L'viv, agosto 2000
Avrò
avuto 15, 16 anni quando lessi I cosacchi di Tolstoj. Di quel romanzo
ricordavo soltanto che le ragazze, quando si ritrovavano tra di loro nei giorni
di festa, per passatempo mangiavano i semi di girasole. Avevo completamente
dimenticato quella lettura della mia giovinezza. Mi è tornata in mente qui
nella terra dei cosacchi ucraini, quando, una domenica pomeriggio, ho visto le
ragazze mangiare i semi di girasole tostati. Me ne hanno offerto una manciata:
li ho assaggiati per la prima volta. Hanno il sapore delle sterminate pianure
assolate e della fertile terra nera. Vanno strusciati in mano con calma,
guardando le mandrie che si muovono appena. Vanno gustati stando chinoni per
terra, con davanti una bacinella piena di mele, in paziente attesa che qualche
improbabile passante sulla strada deserta si fermi a comprare i frutti
dell’orto.
La
vita si muove al rallentatore in Ucraina. Le automobili, che la Fiat ha
costruito sul modello della vecchia 1500, sono rare. La gente si muove a piedi,
lungo i cigli delle strade, per chilometri e chilometri; o con i carri trainati
dai cavalli; o in bicicletta: uno guida e l’altra sta seduto sulla canna; o aspetta
paziente alla fermata dell’autobus, fuori paese. Per chi, come me, è abituato
alla fretta occorre scalare le marce ed entrare nel ritmo calmo e meditativo di
questo Paese, il più grande d’Europa, dopo la Russia, con appena 50 milioni di
abitanti.
Vi
ho passato 15 giorni soltanto, troppo pochi per conoscere un mondo così lontano
dal nostro. Ma la convivenza e il costante colloquio con la gente del posto mi
ha consentito di far breccia nell’animo ucraino, almeno un po’, almeno lo
spero.

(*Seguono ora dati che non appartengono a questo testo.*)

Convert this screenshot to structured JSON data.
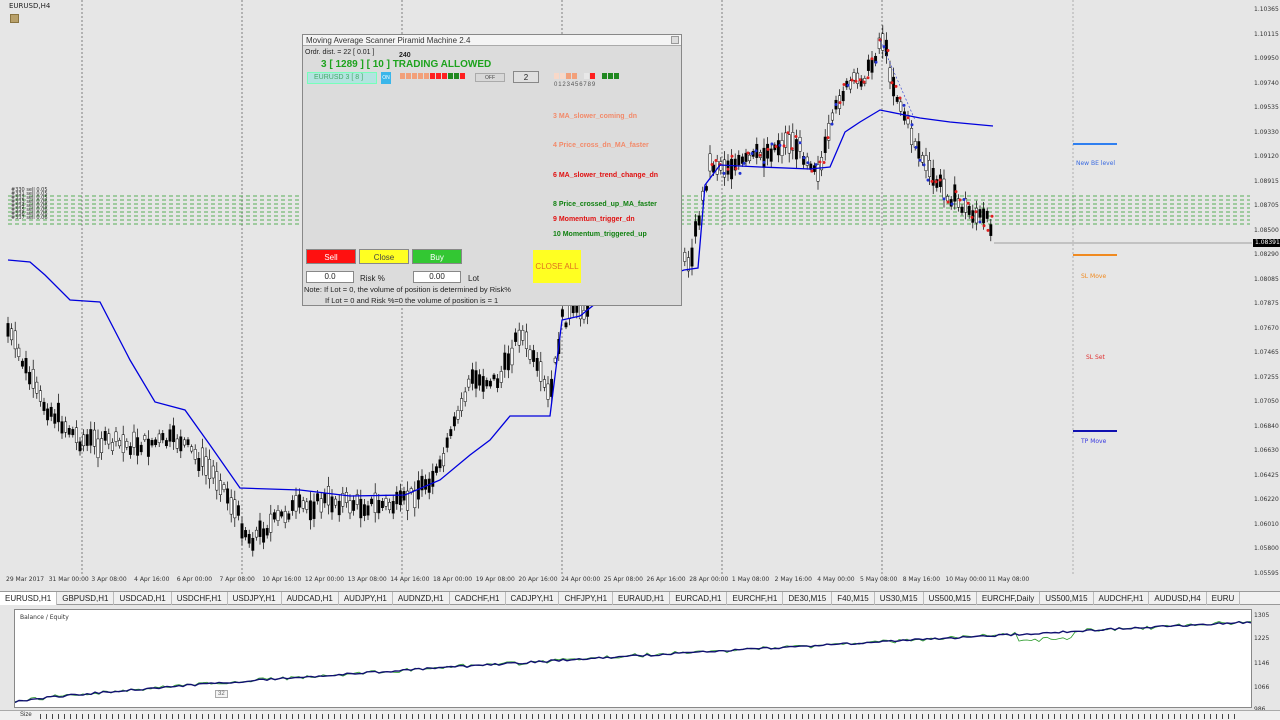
{
  "chart": {
    "title": "EURUSD,H4",
    "symbol_title": "EURUSD,H4",
    "current_price": "1.08391",
    "price_ticks": [
      "1.10365",
      "1.10115",
      "1.09950",
      "1.09740",
      "1.09535",
      "1.09330",
      "1.09120",
      "1.08915",
      "1.08705",
      "1.08500",
      "1.08290",
      "1.08085",
      "1.07875",
      "1.07670",
      "1.07465",
      "1.07255",
      "1.07050",
      "1.06840",
      "1.06630",
      "1.06425",
      "1.06220",
      "1.06010",
      "1.05800",
      "1.05595"
    ],
    "time_ticks": [
      "29 Mar 2017",
      "31 Mar 00:00",
      "3 Apr 08:00",
      "4 Apr 16:00",
      "6 Apr 00:00",
      "7 Apr 08:00",
      "10 Apr 16:00",
      "12 Apr 00:00",
      "13 Apr 08:00",
      "14 Apr 16:00",
      "18 Apr 00:00",
      "19 Apr 08:00",
      "20 Apr 16:00",
      "24 Apr 00:00",
      "25 Apr 08:00",
      "26 Apr 16:00",
      "28 Apr 00:00",
      "1 May 08:00",
      "2 May 16:00",
      "4 May 00:00",
      "5 May 08:00",
      "8 May 16:00",
      "10 May 00:00",
      "11 May 08:00"
    ],
    "grid_labels": [
      "#330 sell 0.05",
      "#331 sell 0.05",
      "#332 sell 0.05",
      "#333 sell 0.06",
      "#334 sell 0.06",
      "#335 sell 0.06",
      "#336 sell 0.06",
      "#337 sell 0.06"
    ],
    "side_labels": {
      "new_be": "New BE level",
      "sl_move": "SL Move",
      "sl_set": "SL Set",
      "tp_move": "TP Move"
    }
  },
  "panel": {
    "title": "Moving Average Scanner Piramid Machine 2.4",
    "order_dist": "Ordr. dist. = 22 [ 0.01 ]",
    "timeframe": "240",
    "status": "3 [ 1289 ] [ 10 ] TRADING ALLOWED",
    "symbol_box": "EURUSD 3 [ 8 ]",
    "on_label": "ON",
    "off_label": "OFF",
    "number_button": "2",
    "indicator_digits": "0 1 2 3 4 5 6 7 8 9",
    "signals": [
      {
        "text": "3 MA_slower_coming_dn",
        "color": "#f28a6a"
      },
      {
        "text": "4 Price_cross_dn_MA_faster",
        "color": "#f28a6a"
      },
      {
        "text": "6 MA_slower_trend_change_dn",
        "color": "#e01010"
      },
      {
        "text": "8 Price_crossed_up_MA_faster",
        "color": "#108010"
      },
      {
        "text": "9 Momentum_trigger_dn",
        "color": "#e01010"
      },
      {
        "text": "10 Momentum_triggered_up",
        "color": "#108010"
      }
    ],
    "sell_label": "Sell",
    "close_label": "Close",
    "buy_label": "Buy",
    "close_all_label": "CLOSE ALL",
    "risk_value": "0.0",
    "risk_label": "Risk %",
    "lot_value": "0.00",
    "lot_label": "Lot",
    "note_line1": "Note: If Lot = 0, the volume of position is determined by Risk%",
    "note_line2": "If Lot = 0 and Risk %=0 the volume of position is = 1"
  },
  "tabs": [
    "EURUSD,H1",
    "GBPUSD,H1",
    "USDCAD,H1",
    "USDCHF,H1",
    "USDJPY,H1",
    "AUDCAD,H1",
    "AUDJPY,H1",
    "AUDNZD,H1",
    "CADCHF,H1",
    "CADJPY,H1",
    "CHFJPY,H1",
    "EURAUD,H1",
    "EURCAD,H1",
    "EURCHF,H1",
    "DE30,M15",
    "F40,M15",
    "US30,M15",
    "US500,M15",
    "EURCHF,Daily",
    "US500,M15",
    "AUDCHF,H1",
    "AUDUSD,H4",
    "EURU"
  ],
  "equity": {
    "label": "Balance / Equity",
    "scale": [
      "1305",
      "1225",
      "1146",
      "1066",
      "986"
    ],
    "marker": "32"
  },
  "bottom": {
    "label": "Size"
  },
  "colors": {
    "ma_line": "#0000dd",
    "buy_green": "#33c733",
    "sell_red": "#ff1010",
    "close_yellow": "#ffff22",
    "status_green": "#1ea31e"
  }
}
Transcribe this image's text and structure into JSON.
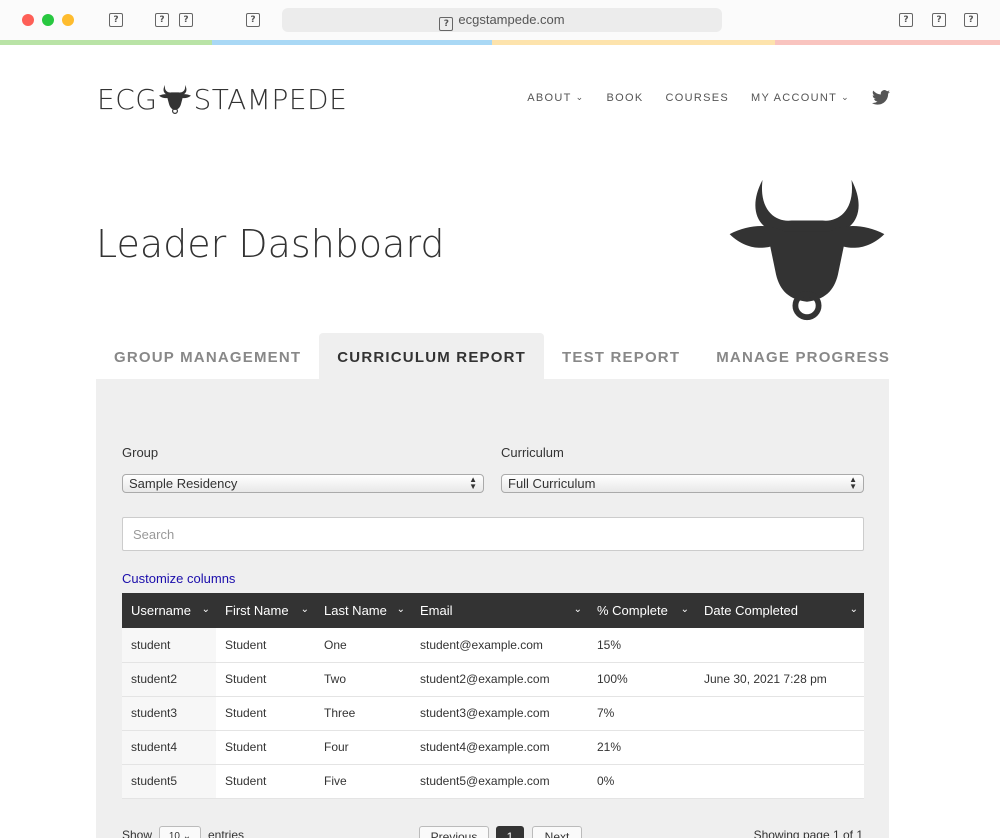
{
  "browser": {
    "url": "ecgstampede.com"
  },
  "header": {
    "logo_left": "ECG",
    "logo_right": "STAMPEDE",
    "nav": [
      {
        "label": "ABOUT",
        "chevron": true
      },
      {
        "label": "BOOK",
        "chevron": false
      },
      {
        "label": "COURSES",
        "chevron": false
      },
      {
        "label": "MY ACCOUNT",
        "chevron": true
      }
    ]
  },
  "page": {
    "title": "Leader Dashboard"
  },
  "tabs": [
    "GROUP MANAGEMENT",
    "CURRICULUM REPORT",
    "TEST REPORT",
    "MANAGE PROGRESS"
  ],
  "active_tab": 1,
  "filters": {
    "group_label": "Group",
    "group_value": "Sample Residency",
    "curriculum_label": "Curriculum",
    "curriculum_value": "Full Curriculum"
  },
  "search": {
    "placeholder": "Search"
  },
  "customize_label": "Customize columns",
  "table": {
    "columns": [
      "Username",
      "First Name",
      "Last Name",
      "Email",
      "% Complete",
      "Date Completed"
    ],
    "rows": [
      [
        "student",
        "Student",
        "One",
        "student@example.com",
        "15%",
        ""
      ],
      [
        "student2",
        "Student",
        "Two",
        "student2@example.com",
        "100%",
        "June 30, 2021 7:28 pm"
      ],
      [
        "student3",
        "Student",
        "Three",
        "student3@example.com",
        "7%",
        ""
      ],
      [
        "student4",
        "Student",
        "Four",
        "student4@example.com",
        "21%",
        ""
      ],
      [
        "student5",
        "Student",
        "Five",
        "student5@example.com",
        "0%",
        ""
      ]
    ]
  },
  "footer": {
    "show_label": "Show",
    "entries_value": "10",
    "entries_label": "entries",
    "previous": "Previous",
    "current_page": "1",
    "next": "Next",
    "showing": "Showing page 1 of 1"
  },
  "colors": {
    "rainbow": [
      "#b9e3a6",
      "#a9d8f5",
      "#fde3ac",
      "#f9c4bf"
    ],
    "header_dark": "#333333",
    "link": "#1a0dab"
  }
}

Mi sono rimaste immagini indelebili scolpite nel cuore, con sentimenti
forti e contrastanti.
Il
giorno stesso del mio arrivo inizio a dare un corso intensivo di spiritualità
nel seminario bizantino ucraino di Rudno. Già dalle prime battute avverto una
diversa sensibilità. La traduttrice, suor Agostina, medico che si sta
specializzando in omeopatia a Roma, mi blocca immediatamente: «Lei ha detto “la
Trinità”, ma io devo tradurre “la Santa Trinità”». Sono appena da poche ore in
questo mondo orientale e già mi rendo conto di apparire un rozzo latino
pragmatico.
Le
liturgie, a cui partecipo ogni giorno, sono un ininterrotto canto melodico
inframmezzato da prostrazioni, segni di croce, incensi... L’iconostasi, con le
sacre immagini dorate, appare preludio di paradiso. Non capisco una parola, ma
lì rigorosamente in piedi dal principio alla fine, immobile tra la gente, i
preti, i diaconi, le monache, col passare delle ore mi sento avvolto da un’aria
di Cielo. Si respira il sacro. All’inizio faccio come una volta le nostre nonne:
dico il rosario o lascio scorrere i grani della ciotky, la corona dei monaci
che mi hanno regalato, con la quale si ripete la preghiera del cuore. Poi,
lentamente, entro nella preghiera liturgica, fino a concelebrare nel rito
bizantino ucraino, con evidente gioia dei presenti, oltre che mia.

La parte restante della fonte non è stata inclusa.